Trente ans plus tôt, vivait quelque part en Europe, une famille de la classe moyenne qui fut frappée de plein fouet par la mort, jeune, de celui qui lui assurait sa subsistance. La solidarité informelle permit à sa veuve de trouver deux emplois à mi-temps qui assurèrent sa survie et celle de la famille ainsi que le remboursement des dettes contractées par le ménage pour construire son logement, à une époque où les emprunts n’étaient pas assurés. L’État vint au secours de la famille : une pension de veuve, ainsi que des bourses d’études pour les enfants, qui couvraient effectivement leurs frais, firent que ces enfants purent continuer leurs études et trouver une place dans la société à la richesse de laquelle ils ont par la suite contribué.

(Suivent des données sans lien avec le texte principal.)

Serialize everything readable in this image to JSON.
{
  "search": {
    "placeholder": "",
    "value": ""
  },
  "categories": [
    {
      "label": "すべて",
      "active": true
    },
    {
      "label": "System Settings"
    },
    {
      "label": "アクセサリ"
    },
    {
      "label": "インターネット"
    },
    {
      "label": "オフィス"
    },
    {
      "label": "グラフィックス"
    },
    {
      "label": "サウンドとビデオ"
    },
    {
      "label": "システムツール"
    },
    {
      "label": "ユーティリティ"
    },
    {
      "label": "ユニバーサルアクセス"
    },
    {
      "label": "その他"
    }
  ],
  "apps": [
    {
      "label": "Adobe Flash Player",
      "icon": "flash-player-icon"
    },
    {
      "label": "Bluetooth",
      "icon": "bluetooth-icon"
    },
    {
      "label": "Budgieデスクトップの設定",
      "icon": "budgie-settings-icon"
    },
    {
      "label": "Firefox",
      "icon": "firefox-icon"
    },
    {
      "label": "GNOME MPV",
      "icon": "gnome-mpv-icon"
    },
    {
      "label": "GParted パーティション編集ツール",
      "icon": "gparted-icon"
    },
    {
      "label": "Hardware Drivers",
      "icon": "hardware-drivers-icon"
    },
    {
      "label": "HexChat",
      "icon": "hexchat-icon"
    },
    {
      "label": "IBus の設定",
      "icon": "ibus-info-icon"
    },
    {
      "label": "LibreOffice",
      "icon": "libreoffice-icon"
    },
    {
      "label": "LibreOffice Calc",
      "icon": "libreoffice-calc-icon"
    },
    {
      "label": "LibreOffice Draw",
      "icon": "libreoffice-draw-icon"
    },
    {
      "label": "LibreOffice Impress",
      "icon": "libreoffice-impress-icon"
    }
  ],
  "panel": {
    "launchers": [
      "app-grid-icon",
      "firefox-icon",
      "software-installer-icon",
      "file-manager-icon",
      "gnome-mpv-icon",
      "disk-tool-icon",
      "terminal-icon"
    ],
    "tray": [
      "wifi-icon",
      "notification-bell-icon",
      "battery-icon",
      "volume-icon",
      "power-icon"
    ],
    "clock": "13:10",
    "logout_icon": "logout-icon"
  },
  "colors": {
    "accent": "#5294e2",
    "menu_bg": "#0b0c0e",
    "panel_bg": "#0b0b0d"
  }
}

Que nous disent ces deux histoires ? Elles montrent que ni le cours « naturel » des choses, ni la solidarité informelle suffisent à assurer la mise en valeur du potentiel humain que recèle une société, et qu’une forme institutionnelle d’ordre supérieur – le plus souvent l’État - est nécessaire pour assurer un rôle de protection afin que ce potentiel ne soit pas perdu. Car une telle perte se ferait au détriment d’innombrables individus, de la société toute entière et de sa cohésion. Ces histoires illustrent aussi que la lutte contre la pauvreté aujourd’hui - ou sa prévention - est une façon de contribuer au bien-être de la génération à venir.

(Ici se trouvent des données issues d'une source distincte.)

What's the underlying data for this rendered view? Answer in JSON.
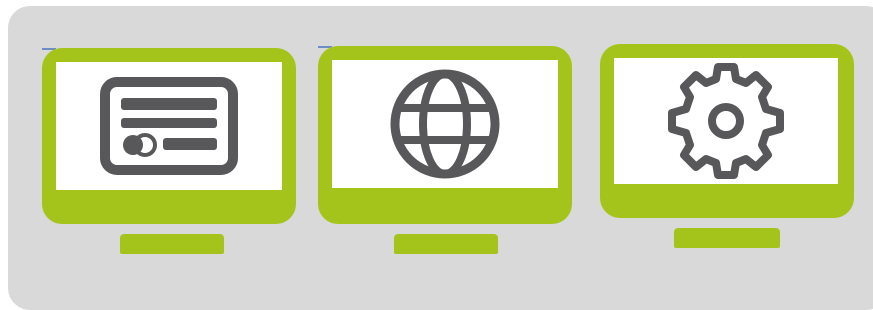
{
  "colors": {
    "panel_background": "#d9d9d9",
    "monitor_frame": "#a5c41b",
    "screen": "#ffffff",
    "icon": "#58585a"
  },
  "monitors": [
    {
      "icon": "credit-card-icon"
    },
    {
      "icon": "globe-icon"
    },
    {
      "icon": "gear-icon"
    }
  ]
}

Dans les pays de l’OCDE, les dépenses sociales par habitant ont augmenté régulièrement depuis les années 1980. Elles ont été multipliées par 2,4 en termes constants pour atteindre plus de 20% du PIB des pays membres (soit environ 9.000 milliards de dollars en 2011). C’est le pays réputé l’un des plus importants centres financiers, offrant des conditions fiscales très favorables aux entreprises multinationales, le Luxembourg, qui, en 2011, avait les dépenses sociales par habitant les plus élevées (15.300 dollars PPA constants de 2005), suivi du Danemark (10.000 dollars). La France (9.200 dollars), les États-Unis (8.400 dollars) et l’Italie (7.900 dollars) étaient loin devant les ‘derniers de la classe’, le Chili (1.800 dollars) et le Mexique (1.200 dollars). A titre de comparaison, alors que le Danemark consacrait environ 25% de son PIB aux dépenses sociales, cette part n’était que de 11% en Australie, 9% aux États-Unis, 5% en Chine et 4% en Inde 3. A l’heure actuelle, seule 25% de la population mondiale a accès à une quelconque forme de protection sociale.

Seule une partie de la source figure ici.